Le fou rire se calma lentement. On se servit une nouvelle rasade de margarita. Lotte s'enquit auprès d'Yves s'il promettait, croix de bois croix de fer, qu'il n'y aurait ce soir ni seringue dans les chiottes, ni joint dans la cuisine, ni ligne de poudre blanche sur un fragment de miroir. Il jura ses grands dieux.
Laurent s'était posté près d'une fenêtre et inspectait la nuit. Jacques était allé pisser.
Ils firent ensuite, tous, une dernière fois le tour des lieux pour s'assurer que tout était bien en ordre les rôtis de porc et de bœuf froids dans l'entrée, avec une vasque de chips et une autre de fromage blanc aux herbes où tremper des bâtonnets de légumes frais, les saucissonneries et les cornichons dans la première pièce, le pain, les assiettes et les couverts dans la pièce du fond, les tartes, les fromages, les yaourts et la margarita dans la cuisine.
On vérifia du même coup que la provision de PQ était bien faite, qu'il y avait assez de verres en plastique pour que chacun pût en avoir au moins trois et que les cinq kilos de patates permettraient d'apaiser un temps les faims inextinguibles.
La sonnerie fit entendre son cri grêle. Ils sursautèrent, jetèrent un dernier coup d'œil dans le miroir aux poissons multipliés pour vérifier leur costume et leur maquillage, et ouvrirent la porte.
Lotte, rayonnante, chantonnait: "Elle avait des bagues à chaque doigt..."

XVII

L'appartement était plein à craquer, et l'on passait son temps à ouvrir les fenêtres à cause de la fumée et à les refermer aussitôt à cause du froid. Il neigeait à nouveau. Presque tout le monde était venu à l'heure. On reconnaissait la voix acide d'Anne-Marie à un bout de l'appartement, on devinait la présence de Paulo dans tel autre à l'attroupement de minous qui l'encerclaient de leurs prévenances, Nicole demandait à Georgina où elle avait trouvé cette faaaabuleuse robe à volants rose fluo, Alain draguait Rosalie qui ne s'intéressait qu'à Roxane, laquelle n'avait d'yeux, comme d'habitude, que pour Lotte, Ahmed expliquait à Frédéric les subtilités ontologiques de l'univers SM, Jean-Jacques et Marie-Chantal ne pensaient qu'à leur futur mariage, Laurent serrait la main de Jacques, Yves boudait parce qu'une connasse trouvait sa margarita moins bonne que celle qu'elle buvait, deux jours plus tôt, au Spring Street Bar de New York, quelques-uns regardaient le plafond, on distinguait dans la foule - c'était une soirée costumée, oui ou non? - deux ou trois faux punks à crête rouge, une Sheila à couettes, Spiderman en deux exemplaires, des Pierrot en veux-tu en voilà, et une dizaine de Cindy Lauper, des rires cisaillaient brusquement l'air chaud, des prénoms volaient d'un mur à l'autre, oiseaux criards, quand un ex retrouvait une ex ou s'enquérait auprès d'un tiers des performances amoureuses de cette petite rousse, là-bas, couverte de strass.
Laurent, lui, tressaillait à tous les coups de sonnette et fixait avidement la porte des yeux dès que celle-ci faisait mine de bâiller.

XVIII

Il était déjà tard lorsqu'une nouvelle venue fit son apparition.
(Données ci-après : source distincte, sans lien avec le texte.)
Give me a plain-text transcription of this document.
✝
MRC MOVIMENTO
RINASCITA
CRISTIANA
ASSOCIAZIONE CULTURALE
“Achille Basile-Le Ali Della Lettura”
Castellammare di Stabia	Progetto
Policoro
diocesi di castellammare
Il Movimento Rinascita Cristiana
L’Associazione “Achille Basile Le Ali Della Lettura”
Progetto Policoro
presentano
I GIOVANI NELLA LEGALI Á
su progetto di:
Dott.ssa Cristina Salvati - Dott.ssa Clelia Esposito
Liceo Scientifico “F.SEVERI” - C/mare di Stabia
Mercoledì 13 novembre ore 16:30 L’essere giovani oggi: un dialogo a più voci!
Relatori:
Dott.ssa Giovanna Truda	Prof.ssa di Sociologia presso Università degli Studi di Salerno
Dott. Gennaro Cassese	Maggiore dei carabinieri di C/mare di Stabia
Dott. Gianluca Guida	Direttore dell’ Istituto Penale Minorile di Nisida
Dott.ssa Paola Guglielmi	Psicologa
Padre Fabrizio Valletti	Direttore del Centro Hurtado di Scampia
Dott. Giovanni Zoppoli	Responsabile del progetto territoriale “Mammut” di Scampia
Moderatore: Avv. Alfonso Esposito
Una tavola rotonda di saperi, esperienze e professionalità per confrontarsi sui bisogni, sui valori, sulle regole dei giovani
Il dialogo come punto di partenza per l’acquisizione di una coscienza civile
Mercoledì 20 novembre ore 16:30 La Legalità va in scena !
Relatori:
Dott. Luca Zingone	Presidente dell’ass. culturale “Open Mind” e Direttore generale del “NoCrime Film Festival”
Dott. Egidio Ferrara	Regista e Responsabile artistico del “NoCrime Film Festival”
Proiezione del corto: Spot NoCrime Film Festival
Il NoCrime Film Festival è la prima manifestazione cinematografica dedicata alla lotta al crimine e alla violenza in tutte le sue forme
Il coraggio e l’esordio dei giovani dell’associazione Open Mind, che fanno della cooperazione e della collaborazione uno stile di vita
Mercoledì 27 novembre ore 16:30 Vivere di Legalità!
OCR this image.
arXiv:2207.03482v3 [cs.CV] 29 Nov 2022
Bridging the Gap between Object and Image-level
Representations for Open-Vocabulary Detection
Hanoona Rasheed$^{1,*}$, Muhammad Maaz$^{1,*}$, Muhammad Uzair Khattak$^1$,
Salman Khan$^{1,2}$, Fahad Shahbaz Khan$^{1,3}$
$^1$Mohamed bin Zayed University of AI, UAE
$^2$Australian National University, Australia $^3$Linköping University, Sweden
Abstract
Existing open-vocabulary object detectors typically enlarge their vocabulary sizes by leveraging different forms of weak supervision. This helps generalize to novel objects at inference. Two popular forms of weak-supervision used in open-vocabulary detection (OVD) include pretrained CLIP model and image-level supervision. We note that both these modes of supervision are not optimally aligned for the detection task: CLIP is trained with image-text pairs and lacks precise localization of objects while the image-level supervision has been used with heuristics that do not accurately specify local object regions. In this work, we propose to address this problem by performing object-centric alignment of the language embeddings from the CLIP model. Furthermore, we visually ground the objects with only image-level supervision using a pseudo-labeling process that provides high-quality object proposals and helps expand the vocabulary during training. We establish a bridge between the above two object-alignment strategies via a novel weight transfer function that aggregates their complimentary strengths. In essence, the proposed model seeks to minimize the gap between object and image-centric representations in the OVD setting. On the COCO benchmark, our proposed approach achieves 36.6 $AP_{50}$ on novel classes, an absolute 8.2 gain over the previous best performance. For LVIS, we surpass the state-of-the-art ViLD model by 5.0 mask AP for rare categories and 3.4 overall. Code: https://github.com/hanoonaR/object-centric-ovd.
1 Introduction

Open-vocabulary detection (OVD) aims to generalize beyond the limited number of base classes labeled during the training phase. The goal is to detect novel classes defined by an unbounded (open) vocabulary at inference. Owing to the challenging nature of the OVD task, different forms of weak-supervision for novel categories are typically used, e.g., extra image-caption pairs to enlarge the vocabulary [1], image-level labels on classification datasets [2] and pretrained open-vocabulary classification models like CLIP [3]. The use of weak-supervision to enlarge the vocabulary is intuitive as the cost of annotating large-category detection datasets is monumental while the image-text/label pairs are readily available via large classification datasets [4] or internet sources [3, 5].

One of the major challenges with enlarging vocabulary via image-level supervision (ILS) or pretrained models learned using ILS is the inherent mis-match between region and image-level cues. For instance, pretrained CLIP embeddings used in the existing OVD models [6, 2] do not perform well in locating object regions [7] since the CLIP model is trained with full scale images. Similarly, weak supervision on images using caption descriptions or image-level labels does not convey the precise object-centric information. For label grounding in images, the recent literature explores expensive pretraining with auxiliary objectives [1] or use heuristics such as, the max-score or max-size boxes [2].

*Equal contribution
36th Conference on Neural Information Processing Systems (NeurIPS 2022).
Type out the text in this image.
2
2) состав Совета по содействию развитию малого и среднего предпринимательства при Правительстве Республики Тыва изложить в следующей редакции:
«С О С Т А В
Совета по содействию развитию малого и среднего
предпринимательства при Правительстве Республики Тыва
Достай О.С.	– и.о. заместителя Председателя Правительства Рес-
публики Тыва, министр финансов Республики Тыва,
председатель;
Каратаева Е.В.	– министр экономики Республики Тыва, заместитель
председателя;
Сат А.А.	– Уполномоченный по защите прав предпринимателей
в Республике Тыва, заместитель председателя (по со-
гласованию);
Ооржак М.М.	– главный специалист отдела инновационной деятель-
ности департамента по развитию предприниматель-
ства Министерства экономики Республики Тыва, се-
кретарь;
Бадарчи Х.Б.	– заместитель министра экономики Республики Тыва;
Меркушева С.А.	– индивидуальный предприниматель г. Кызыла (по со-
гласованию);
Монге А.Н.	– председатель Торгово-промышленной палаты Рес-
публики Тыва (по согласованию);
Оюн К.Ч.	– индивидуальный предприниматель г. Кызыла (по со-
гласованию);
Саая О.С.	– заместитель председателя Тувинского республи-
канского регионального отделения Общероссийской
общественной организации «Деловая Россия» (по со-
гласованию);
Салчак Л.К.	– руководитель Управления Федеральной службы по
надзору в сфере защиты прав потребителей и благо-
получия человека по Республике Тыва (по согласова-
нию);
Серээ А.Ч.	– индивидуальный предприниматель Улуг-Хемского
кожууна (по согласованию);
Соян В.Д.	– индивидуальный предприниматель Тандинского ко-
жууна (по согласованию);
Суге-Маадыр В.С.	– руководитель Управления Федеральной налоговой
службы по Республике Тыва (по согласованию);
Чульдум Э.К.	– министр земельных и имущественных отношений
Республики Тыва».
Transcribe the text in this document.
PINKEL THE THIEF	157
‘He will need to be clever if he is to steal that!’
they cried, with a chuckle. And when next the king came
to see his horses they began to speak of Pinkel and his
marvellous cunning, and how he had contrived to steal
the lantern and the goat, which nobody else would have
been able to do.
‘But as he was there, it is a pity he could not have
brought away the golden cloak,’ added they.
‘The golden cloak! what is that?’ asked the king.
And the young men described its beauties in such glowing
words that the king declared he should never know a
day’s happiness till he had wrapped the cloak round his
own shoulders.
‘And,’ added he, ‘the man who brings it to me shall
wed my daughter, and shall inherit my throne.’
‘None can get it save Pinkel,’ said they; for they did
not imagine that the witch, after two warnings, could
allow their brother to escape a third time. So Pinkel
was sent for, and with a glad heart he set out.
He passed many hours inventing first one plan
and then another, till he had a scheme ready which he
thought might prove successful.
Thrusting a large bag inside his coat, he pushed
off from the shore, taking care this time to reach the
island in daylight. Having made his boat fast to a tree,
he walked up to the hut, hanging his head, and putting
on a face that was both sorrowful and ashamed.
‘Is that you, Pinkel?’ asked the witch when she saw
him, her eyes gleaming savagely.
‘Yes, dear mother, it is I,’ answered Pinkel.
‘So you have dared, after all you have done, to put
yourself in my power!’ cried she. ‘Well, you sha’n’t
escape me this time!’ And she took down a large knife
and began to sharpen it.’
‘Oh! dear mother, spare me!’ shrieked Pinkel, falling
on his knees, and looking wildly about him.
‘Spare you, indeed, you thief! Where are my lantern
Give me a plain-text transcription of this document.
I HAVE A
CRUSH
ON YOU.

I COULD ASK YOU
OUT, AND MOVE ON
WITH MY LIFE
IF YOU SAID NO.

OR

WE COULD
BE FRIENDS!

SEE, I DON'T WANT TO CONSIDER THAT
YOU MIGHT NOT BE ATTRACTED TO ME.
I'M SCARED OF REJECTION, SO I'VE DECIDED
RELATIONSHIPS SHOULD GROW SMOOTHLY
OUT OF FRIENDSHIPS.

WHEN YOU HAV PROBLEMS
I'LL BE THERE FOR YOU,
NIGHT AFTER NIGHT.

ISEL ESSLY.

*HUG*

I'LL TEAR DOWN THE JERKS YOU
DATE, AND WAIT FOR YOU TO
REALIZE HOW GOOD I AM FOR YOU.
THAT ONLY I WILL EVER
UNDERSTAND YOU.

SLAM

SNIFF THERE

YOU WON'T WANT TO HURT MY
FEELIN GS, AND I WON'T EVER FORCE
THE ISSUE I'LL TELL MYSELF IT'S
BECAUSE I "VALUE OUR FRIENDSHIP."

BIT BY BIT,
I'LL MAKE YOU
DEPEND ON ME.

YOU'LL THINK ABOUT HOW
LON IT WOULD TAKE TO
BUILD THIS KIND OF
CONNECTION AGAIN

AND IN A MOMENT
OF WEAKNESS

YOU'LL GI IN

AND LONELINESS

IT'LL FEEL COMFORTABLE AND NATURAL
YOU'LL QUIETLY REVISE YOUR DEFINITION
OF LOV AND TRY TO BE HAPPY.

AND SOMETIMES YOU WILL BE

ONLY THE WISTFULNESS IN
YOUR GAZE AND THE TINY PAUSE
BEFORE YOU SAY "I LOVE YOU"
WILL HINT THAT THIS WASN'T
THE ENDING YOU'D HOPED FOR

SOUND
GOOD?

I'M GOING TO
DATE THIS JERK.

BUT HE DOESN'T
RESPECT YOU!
Personne ne tourna la tête. On en était à l'heure où les auditoires sont constitués, les rapports fixés, le stock d'anecdotes et de persiflage en baisse, les antagonismes déclarés et les cendriers débordants. Chacun s'engonce alors dans son histoire personnelle ou explore, les yeux distraits ou brillants d'intérêt, celle d'un autre qu'on lui déroule comme un marchand son tapis pure soie d'une voix théâtralement enjôleuse, on se sent bien - ou mal - mais on n'a plus envie de bouger, les cierges fabriquent des Noëls plus charmants que les vrais, on boit dans un autre godet que le sien et l'on passe, par force, des Benson & Hedges légères, dont on n'avait emporté qu'un paquet bientôt vidé, aux Marlboro trop âcres pour finir dans l'enfer des grands canyons desséchés de la Gauloise nationale.
Seul Laurent, lorsqu'il l'avait vue, s'était rué dans l'entrée pour la débarrasser de son manteau noir et lui offrir un verre de margarita d'une main étrangement tremblante.
Elle portait un masque et était vêtue de noir: un long fourreau de crêpe, Le masque représentait une tête de mort presque souriante, et des larmes de jais tremblaient sur sa robe. Elle n'avait pas de sac à main, Pour autant qu'on en pouvait juger, elle avait entre trente-cinq et quarante-cinq ans. Sa voix, lorsqu'elle remercia Laurent pour le verre, était rauque, mélodieuse, et parfumée d'un indéfinissable accent étranger.
Laurent paraissait hors de lui. Il transpirait abondamment sous sa robe et claquait par instants, nerveusement, des dents. Ses yeux ne quittaient pas la femme, mais, de temps à autre, brefs, inquiets, perçants, s'assuraient de la place qu'occupaient Yves, Jacques et Lotte dans la foule.
Il prit une cigarette dans sa poche, si brusquement qu'il la brisa. La femme lui dit, très doucement, qu'il n'y avait aucune raison d'être aussi nerveux, puis elle le pria de la présenter à ses amis et ajouta, en riant, que sa robe lui allait à ravir et que ses jambes poilues ressemblaient à s'y méprendre aux tiges velues des coquelicots qui y fleurissaient.
Pour entrer dans la pièce, il voulut lui prendre la main. Elle eut un mouvement violent de recul et siffla entre ses dents: - Ne refais jamais ça, tu entends? Jamais.
Interloqué, Laurent fendit la foule, la laissant attendre sur le seuil d'où il sentait ses yeux le suivre, en direction de Lotte. Celle-ci, dès qu'elle le vit, pâlit.
- Laurent! Qu'est-ce qui se passe? Tu es blanc comme une aspirine.
Il ne répondit rien, la regarda fixement, les dents serrées. Lotte fit signe à Jacques et Yves d'approcher. Ce n'est qu'alors qu'elle découvrit la nouvelle venue, toujours debout sur le seuil, toujours masquée de son carton-pâte funéraire, et dont la silhouette haute et noire paraissait corrodée par le feu des cierges, posés derrière elle, en une tremblante auréole.
- Qui c'est, celle-là? fit-elle à Jacques.
- Je n'en sais rien, dit Yves.
- Tu la connais, toi? fit Jacques en se tournant vers Laurent.
Il avait encore pâli et paraissait sur le point de tourner de l'œil. Lotte lui tendit son verre - toujours le même depuis le début de la soirée - où la margarita était devenue tiède.
- Bois, dit-elle.
Elle venait de comprendre les sautes d'humeur jusque-là inexpliquées de son pédé favori qui, semblait-il, était en train de virer sa cuti. "Pauvre Jacques!" pensa-t-elle, pour ajouter aussitôt: "Tant mieux pour moi."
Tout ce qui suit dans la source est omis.